Wer im Bikini oder in der Badehose durch die Stadtzentren flaniert, wird in mehreren spanischen Städten kräftig zur Kasse gebeten. In Barcelona beispielsweise wurde „Nacktheit auf öffentlichen Plätzen“ 2011 verboten. Auch an vielen Stränden auf Mallorca riskieren Badegästinnen und Badegäste, die außerhalb der Strandbereiche in Badeklamotten unterwegs sind, eine Strafe. Es drohen Bußgelder von bis zu 500 Euro.

Nacktbaden ist zudem in ganz Spanien verboten. Wer dabei erwischt wird, muss bis zu 300 Euro Strafe zahlen. Allerdings gibt es einige ausgewiesene Strände, an denen die Hüllen fallen dürfen.

Hinweisschild zum FKK-Strand auf Gran Canaria.

Kroatien

Ähnlich wie in Deutschland gilt auch in Kroatien: Du darfst am Strand oben ohne in der Adria-Sonne brutzeln oder nackt ins Wasser hüpfen, solange du Rücksicht auf deine Mitmenschen nimmst. Außerdem gibt es eine Menge speziell ausgeschilderter FKK-Strände, an denen das Nacktsein ausdrücklich erlaubt ist. 

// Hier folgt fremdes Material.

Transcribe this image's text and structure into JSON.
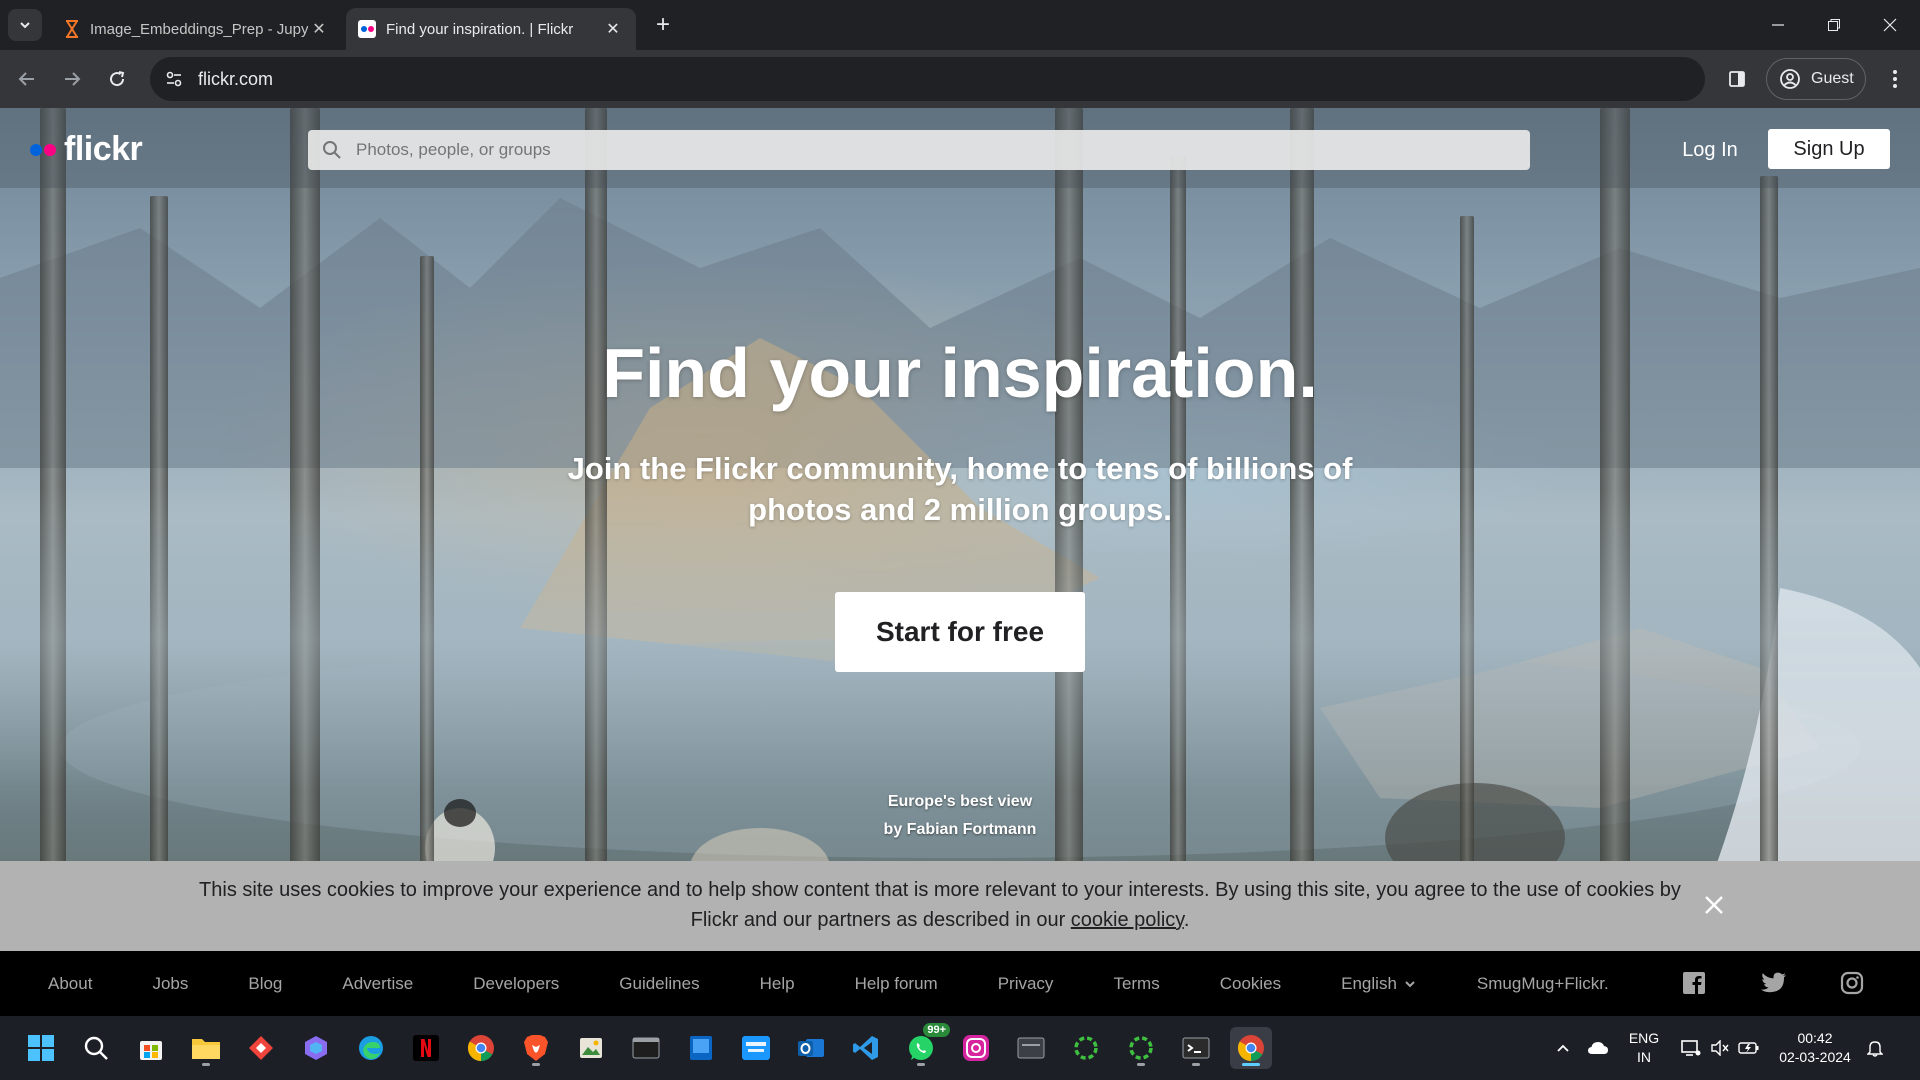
{
  "browser": {
    "tabs": [
      {
        "title": "Image_Embeddings_Prep - Jupyter",
        "icon": "hourglass-icon",
        "active": false
      },
      {
        "title": "Find your inspiration. | Flickr",
        "icon": "flickr-icon",
        "active": true
      }
    ],
    "url": "flickr.com",
    "profile_label": "Guest"
  },
  "header": {
    "logo_text": "flickr",
    "search_placeholder": "Photos, people, or groups",
    "login_label": "Log In",
    "signup_label": "Sign Up",
    "colors": {
      "blue_dot": "#0063dc",
      "pink_dot": "#ff0084"
    }
  },
  "hero": {
    "title": "Find your inspiration.",
    "subtitle": "Join the Flickr community, home to tens of billions of photos and 2 million groups.",
    "cta_label": "Start for free",
    "photo_title": "Europe's best view",
    "photo_author": "by Fabian Fortmann"
  },
  "cookie": {
    "text_before": "This site uses cookies to improve your experience and to help show content that is more relevant to your interests. By using this site, you agree to the use of cookies by Flickr and our partners as described in our ",
    "link_text": "cookie policy",
    "text_after": "."
  },
  "footer": {
    "links": [
      "About",
      "Jobs",
      "Blog",
      "Advertise",
      "Developers",
      "Guidelines",
      "Help",
      "Help forum",
      "Privacy",
      "Terms",
      "Cookies"
    ],
    "language": "English",
    "partner": "SmugMug+Flickr.",
    "social": [
      "facebook-icon",
      "twitter-icon",
      "instagram-icon"
    ]
  },
  "taskbar": {
    "whatsapp_badge": "99+",
    "lang_line1": "ENG",
    "lang_line2": "IN",
    "time": "00:42",
    "date": "02-03-2024"
  }
}
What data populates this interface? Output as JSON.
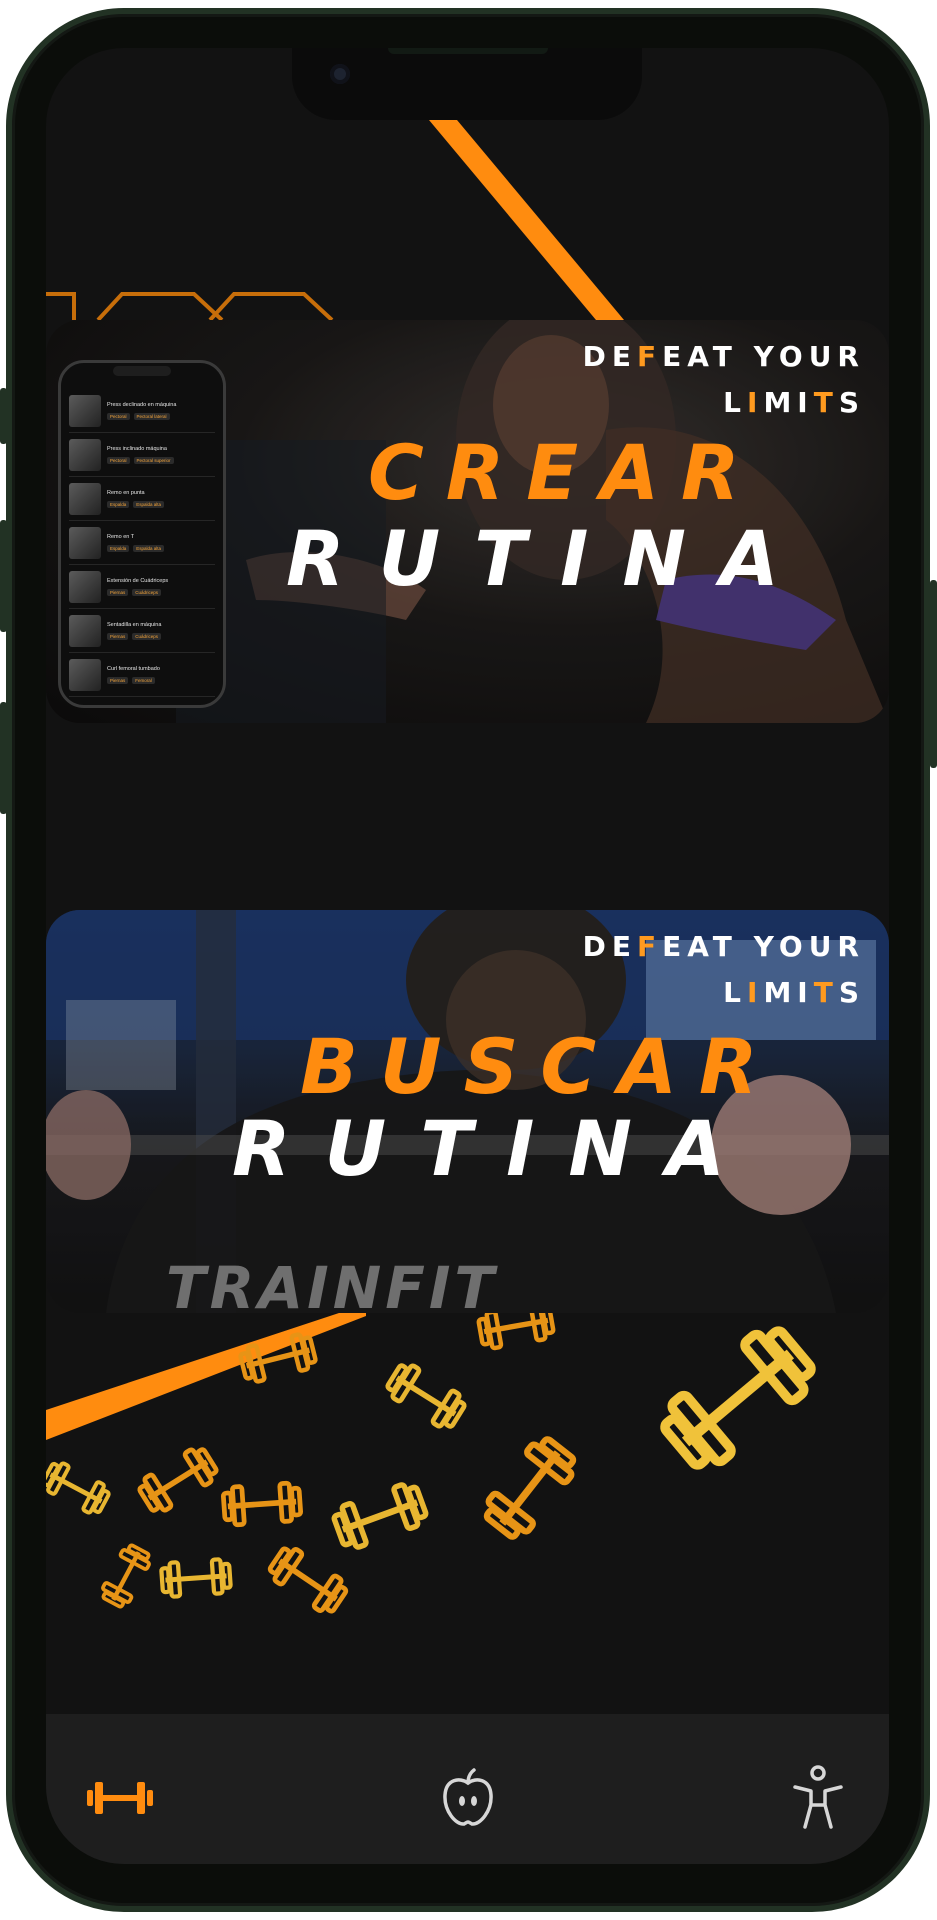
{
  "banners": [
    {
      "tagline_line1": [
        "DE",
        "F",
        "EAT YOUR"
      ],
      "tagline_line2": [
        "L",
        "I",
        "MI",
        "T",
        "S"
      ],
      "title_top": "CREAR",
      "title_bottom": "RUTINA"
    },
    {
      "tagline_line1": [
        "DE",
        "F",
        "EAT YOUR"
      ],
      "tagline_line2": [
        "L",
        "I",
        "MI",
        "T",
        "S"
      ],
      "title_top": "BUSCAR",
      "title_bottom": "RUTINA",
      "shirt_text": "TRAINFIT"
    }
  ],
  "mini_phone_list": [
    {
      "title": "Press declinado en máquina",
      "tags": [
        "Pectoral",
        "Pectoral lateral"
      ]
    },
    {
      "title": "Press inclinado máquina",
      "tags": [
        "Pectoral",
        "Pectoral superior"
      ]
    },
    {
      "title": "Remo en punta",
      "tags": [
        "Espalda",
        "Espalda alta"
      ]
    },
    {
      "title": "Remo en T",
      "tags": [
        "Espalda",
        "Espalda alta"
      ]
    },
    {
      "title": "Extensión de Cuádriceps",
      "tags": [
        "Piernas",
        "Cuádriceps"
      ]
    },
    {
      "title": "Sentadilla en máquina",
      "tags": [
        "Piernas",
        "Cuádriceps"
      ]
    },
    {
      "title": "Curl femoral tumbado",
      "tags": [
        "Piernas",
        "Femoral"
      ]
    }
  ],
  "tabbar": {
    "items": [
      {
        "icon": "dumbbell-icon",
        "active": true
      },
      {
        "icon": "apple-icon",
        "active": false
      },
      {
        "icon": "accessibility-person-icon",
        "active": false
      }
    ]
  },
  "colors": {
    "accent": "#ff8c0f",
    "background": "#121212",
    "tabbar": "#1e1e1e",
    "frame": "#223224"
  }
}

Entfernst du dich vom Strand, solltest du dir aber etwas überziehen. Auf der kroatischen Ferieninsel Hvar beispielsweise ist es seit 2017 verboten, in Badekleidung durch die Städte zu laufen. Wer sich in den historischen Gemeinden der Insel nur in Badehose oder Bikini zeigt, muss mit bis zu 600 Euro Strafe rechnen.

Afrika

Auf dem afrikanischen Kontinent solltest du auf zu viel nackte Haut lieber verzichten. In vielen afrikanischen Ländern ist es generell verboten, sich oben ohne oder nackt zu zeigen.

In Kenia beispielsweise droht eine Gefängnisstrafe bei zu viel nackter Haut, ebenso in Ägypten. Dort kann sogar ein knapper Bikini auf Missfallen stoßen.

Asien

Zu viel nackte Haut solltest du auch in Asien nicht zeigen. So ist FKK und oben ohne beispielsweise in Thailand und Indien verboten. Besonders streng sind muslimisch geprägte Länder wie Indonesien und Malaysia. In Malaysia drohen Besucherinnen und Besuchern bis zu drei Jahre Gefängnis, wenn sie sich nicht an das Verbot halten.

Auch auf der Urlaubsinsel Bali und auf den Malediven ist FKK offiziell nicht erlaubt und wird mit hohen Geldstrafen oder der Ausweisung bestraft.